Real estate transactions can be both exciting and stressful. You might be ready to purchase your first home as a married couple or you might be getting ready to sell the family home after 20-plus years. Either way, you should know all about the various contingency clauses that can be included in the contract.
An appraisal contingency is included in every real estate contract. This contingency is based on the appraisal of the property that is on the market. If the appraisal comes in lower than expected, it allows the two parties to negotiate a new purchase price or allow the prospective buyer to back out of the contract without losing their money.
The financing contingency is used to make sure the buyer is able to secure financing for the purchase. This protects the prospective buyer and their money in the event they cannot find the money to buy the home. It allows them to cancel the contract without legal recourse.

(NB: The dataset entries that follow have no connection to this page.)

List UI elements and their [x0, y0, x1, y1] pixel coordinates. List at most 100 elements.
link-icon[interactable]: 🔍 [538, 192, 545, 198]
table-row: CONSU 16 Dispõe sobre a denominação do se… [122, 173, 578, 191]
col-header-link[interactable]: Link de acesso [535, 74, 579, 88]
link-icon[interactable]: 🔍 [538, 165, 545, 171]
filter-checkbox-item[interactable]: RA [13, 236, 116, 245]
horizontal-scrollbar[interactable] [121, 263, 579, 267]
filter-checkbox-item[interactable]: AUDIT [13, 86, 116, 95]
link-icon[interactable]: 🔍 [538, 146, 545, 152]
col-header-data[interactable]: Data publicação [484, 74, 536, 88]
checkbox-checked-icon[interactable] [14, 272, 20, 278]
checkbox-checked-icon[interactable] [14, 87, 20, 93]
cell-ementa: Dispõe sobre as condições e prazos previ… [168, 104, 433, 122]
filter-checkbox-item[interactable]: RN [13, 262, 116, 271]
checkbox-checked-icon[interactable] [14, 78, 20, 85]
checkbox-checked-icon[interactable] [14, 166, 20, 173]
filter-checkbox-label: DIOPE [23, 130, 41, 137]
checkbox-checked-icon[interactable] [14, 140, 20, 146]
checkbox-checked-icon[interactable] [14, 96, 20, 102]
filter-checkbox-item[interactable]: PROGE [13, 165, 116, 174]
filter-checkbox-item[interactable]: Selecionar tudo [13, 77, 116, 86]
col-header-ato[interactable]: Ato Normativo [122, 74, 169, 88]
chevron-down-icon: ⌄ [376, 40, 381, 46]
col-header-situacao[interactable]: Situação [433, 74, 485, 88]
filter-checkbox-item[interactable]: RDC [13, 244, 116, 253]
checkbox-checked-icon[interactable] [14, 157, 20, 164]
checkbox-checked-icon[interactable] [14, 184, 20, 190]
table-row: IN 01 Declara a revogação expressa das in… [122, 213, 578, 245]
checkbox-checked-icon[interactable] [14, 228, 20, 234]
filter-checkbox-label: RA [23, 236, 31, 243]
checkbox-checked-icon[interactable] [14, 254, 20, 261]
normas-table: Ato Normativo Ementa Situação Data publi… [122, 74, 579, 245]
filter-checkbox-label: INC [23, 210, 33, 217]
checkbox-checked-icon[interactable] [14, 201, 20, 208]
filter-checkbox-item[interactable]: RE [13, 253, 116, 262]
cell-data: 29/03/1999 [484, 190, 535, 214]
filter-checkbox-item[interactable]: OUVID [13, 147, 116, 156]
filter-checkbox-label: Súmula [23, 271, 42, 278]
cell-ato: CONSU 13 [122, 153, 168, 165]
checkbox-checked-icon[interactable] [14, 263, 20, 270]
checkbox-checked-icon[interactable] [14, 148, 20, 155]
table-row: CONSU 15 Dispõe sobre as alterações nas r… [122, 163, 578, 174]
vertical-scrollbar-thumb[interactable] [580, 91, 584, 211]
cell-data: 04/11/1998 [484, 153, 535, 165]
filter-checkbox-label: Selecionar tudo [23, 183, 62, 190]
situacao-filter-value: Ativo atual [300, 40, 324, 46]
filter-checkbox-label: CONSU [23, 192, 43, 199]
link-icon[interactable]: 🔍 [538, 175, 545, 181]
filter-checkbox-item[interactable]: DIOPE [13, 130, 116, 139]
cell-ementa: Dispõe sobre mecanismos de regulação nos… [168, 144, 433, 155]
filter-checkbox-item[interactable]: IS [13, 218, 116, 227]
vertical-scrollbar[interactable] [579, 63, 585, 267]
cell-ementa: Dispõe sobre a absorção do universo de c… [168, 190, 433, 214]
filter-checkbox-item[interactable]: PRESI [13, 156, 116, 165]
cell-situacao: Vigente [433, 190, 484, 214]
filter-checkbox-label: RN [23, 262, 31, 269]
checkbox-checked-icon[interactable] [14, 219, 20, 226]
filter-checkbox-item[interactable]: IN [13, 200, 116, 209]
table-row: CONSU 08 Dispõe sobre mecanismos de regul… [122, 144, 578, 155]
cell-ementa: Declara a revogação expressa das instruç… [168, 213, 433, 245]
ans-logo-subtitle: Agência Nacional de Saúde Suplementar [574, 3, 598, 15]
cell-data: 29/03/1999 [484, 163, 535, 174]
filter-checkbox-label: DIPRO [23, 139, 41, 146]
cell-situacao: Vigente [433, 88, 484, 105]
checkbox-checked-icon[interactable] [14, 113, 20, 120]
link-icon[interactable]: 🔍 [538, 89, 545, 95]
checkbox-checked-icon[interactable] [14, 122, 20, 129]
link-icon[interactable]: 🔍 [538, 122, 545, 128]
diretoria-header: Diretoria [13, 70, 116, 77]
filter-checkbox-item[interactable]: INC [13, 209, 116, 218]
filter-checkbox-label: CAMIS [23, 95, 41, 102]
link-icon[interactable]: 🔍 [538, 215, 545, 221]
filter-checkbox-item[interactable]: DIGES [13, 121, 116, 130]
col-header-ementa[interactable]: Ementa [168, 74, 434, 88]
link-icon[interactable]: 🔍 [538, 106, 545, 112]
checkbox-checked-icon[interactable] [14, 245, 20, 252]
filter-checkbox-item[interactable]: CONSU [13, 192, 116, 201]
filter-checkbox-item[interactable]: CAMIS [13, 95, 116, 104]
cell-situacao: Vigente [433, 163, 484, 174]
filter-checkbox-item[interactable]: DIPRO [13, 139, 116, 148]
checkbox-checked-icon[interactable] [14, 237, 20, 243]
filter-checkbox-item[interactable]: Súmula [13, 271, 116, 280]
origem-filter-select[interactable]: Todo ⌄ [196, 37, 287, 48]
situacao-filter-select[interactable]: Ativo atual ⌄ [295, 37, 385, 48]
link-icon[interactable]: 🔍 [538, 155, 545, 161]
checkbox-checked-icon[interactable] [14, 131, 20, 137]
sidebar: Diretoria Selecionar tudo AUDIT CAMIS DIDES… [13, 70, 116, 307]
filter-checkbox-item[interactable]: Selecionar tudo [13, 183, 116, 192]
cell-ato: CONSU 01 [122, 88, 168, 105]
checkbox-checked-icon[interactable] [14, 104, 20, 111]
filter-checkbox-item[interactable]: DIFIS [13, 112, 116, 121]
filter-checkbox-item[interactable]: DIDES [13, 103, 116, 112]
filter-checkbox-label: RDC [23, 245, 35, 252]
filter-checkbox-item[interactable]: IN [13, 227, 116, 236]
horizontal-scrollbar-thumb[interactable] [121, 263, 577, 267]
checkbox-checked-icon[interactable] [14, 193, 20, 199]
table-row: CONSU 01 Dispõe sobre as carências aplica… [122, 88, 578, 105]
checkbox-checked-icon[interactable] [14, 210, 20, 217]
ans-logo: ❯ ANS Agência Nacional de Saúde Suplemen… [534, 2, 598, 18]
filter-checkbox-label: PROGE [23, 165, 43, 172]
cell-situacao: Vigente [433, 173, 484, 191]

The inspection contingency is added to protect the buyer. If the inspection results come back less than favorable, the buyer can choose to leave the contract without losing money.

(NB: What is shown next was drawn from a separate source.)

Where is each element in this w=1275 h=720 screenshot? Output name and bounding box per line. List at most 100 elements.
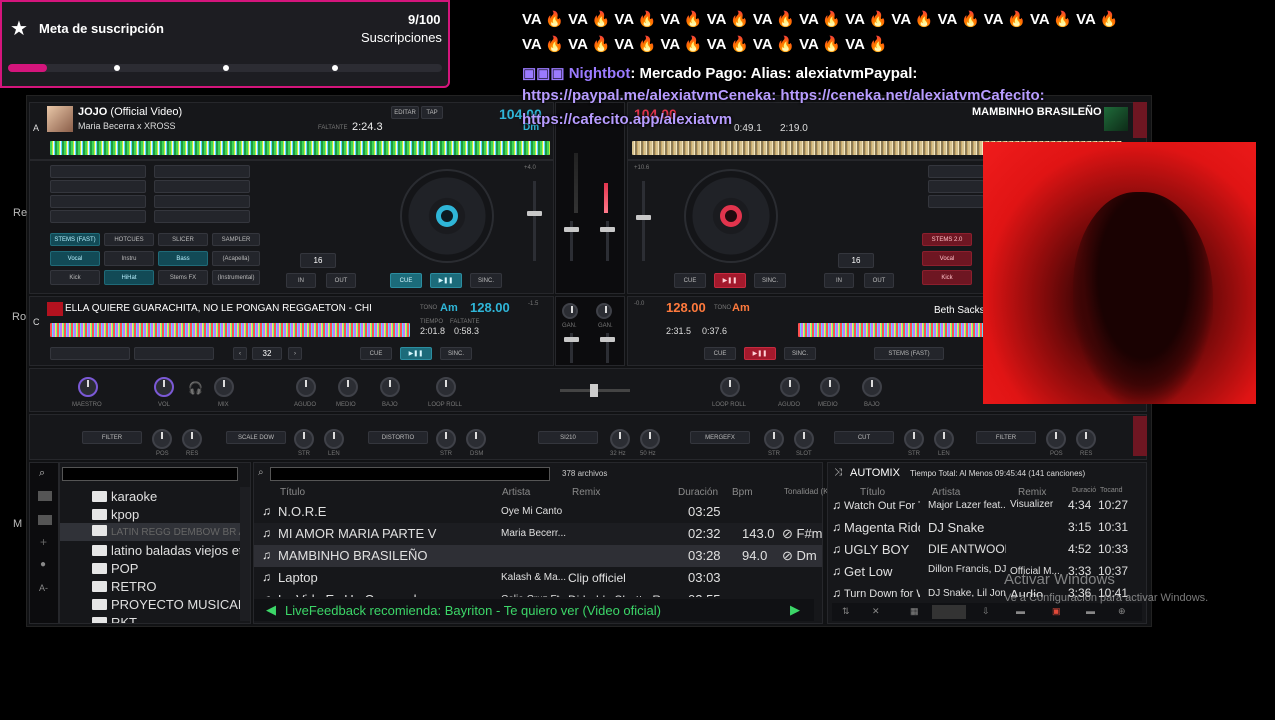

The kick-out clause protects the seller. This clause allows the seller to keep the home on the market and seek other offers while the buyer tries to sell their current property. If the buyer cannot sell their property and has to back out, the seller is still in a good position since they were able to continue marketing their home.
Real estate contingency clauses are important to every single contract. The clauses discussed here might not always be applicable, but you should still learn what they cover in the event you need to add one to your transaction.